Atentemos a mais de oito séculos da sua existência. Várias
vezes emergiram perigos, ameaças e atos consumados na sua história bonita,
convertida de vez em quando nas lágrimas e no sofrimento “duma austera, apagada e vil tristeza”, conforme o nosso Camões.
“A montanha pariu um
rato”, quantas vezes, e, mesmo assim, não tem servido de exemplo a muitas
cabecinhas pensadoras. Não se destruindo a si mesmos, como nobres de outrora,
conseguiram colocar grande fatia da classe média em paralelo com os nossos
irmãos da “arraia-miúda” ou “ventres ao sol”, da invenção de Fernão
Lopes.
Neste sul da Europa, onde nos integramos, uma fisionomia
invernosa; em contraste, o semblante primaveril dos países da vertente norte. Já
poderíamos ter respirado dum certo desafogo. As enormes contrariedades por que
estamos a passar não existiriam se, ao longo da nossa história, muitos dos
principais governantes não se situassem no verso camoniano de “Um fraco rei faz fraca a forte gente”.

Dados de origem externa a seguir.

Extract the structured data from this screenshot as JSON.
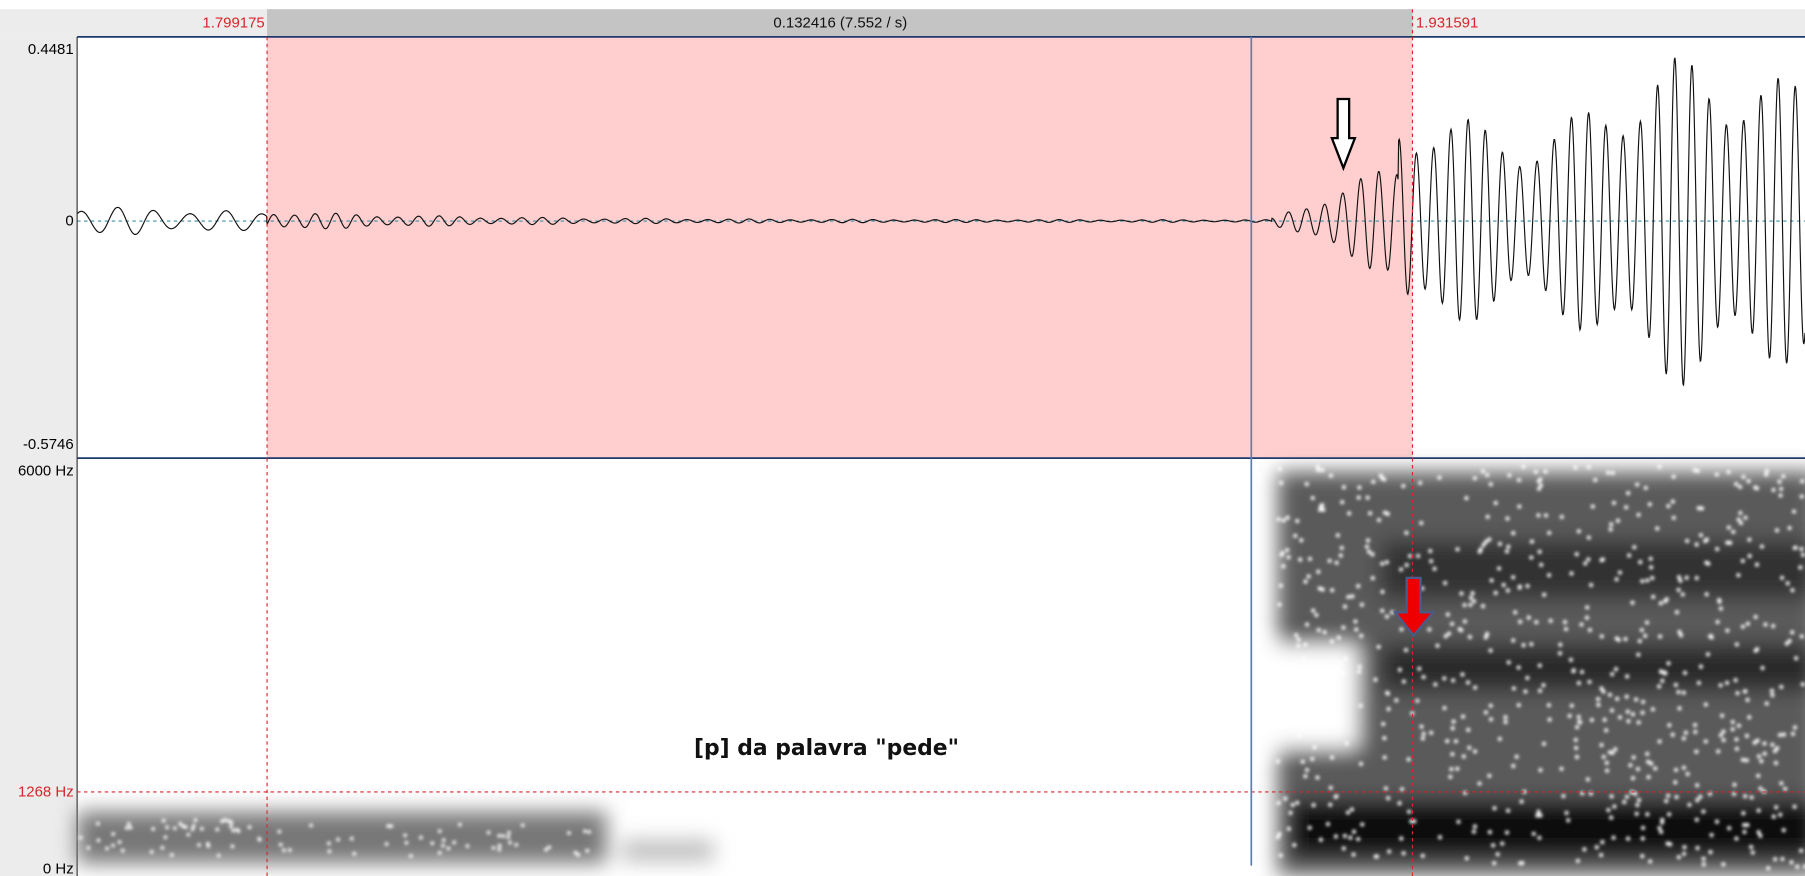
{
  "selection": {
    "start": "1.799175",
    "duration": "0.132416 (7.552 / s)",
    "end": "1.931591"
  },
  "waveform": {
    "max": "0.4481",
    "zero": "0",
    "min": "-0.5746"
  },
  "spectrogram": {
    "max": "6000 Hz",
    "cursor": "1268 Hz",
    "min": "0 Hz"
  },
  "annotation": "[p] da palavra \"pede\""
}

Dentre as necessidades prementes de hoje, a justiça
portuguesa. Não funciona de forma a resolver os problemas que viraram o país ao
avesso. Usos e abusos chegam ao caricato das prescrições. Atos que pedem severa
punição. Recorde-se, há mais de 900 anos, o conselho do Conde D. Henrique, no
seu leito de morte, a seu filho, ainda de tenra idade. Para o primeiro monarca
de Portugal, D. Afonso Henriques: “Se um
dia deixares de fazer justiça um palmo, logo ao outro dia se afastará de ti uma
braça”.
E “a nós pertence
fazer mercê aos indefesos e protege-los contra os poderosos”, é a decisão
das Cortes de Coimbra, convocadas por D. Afonso II. Que fique na mente dos
governantes deste País, e não daqueles que se arregimentam com a “governação”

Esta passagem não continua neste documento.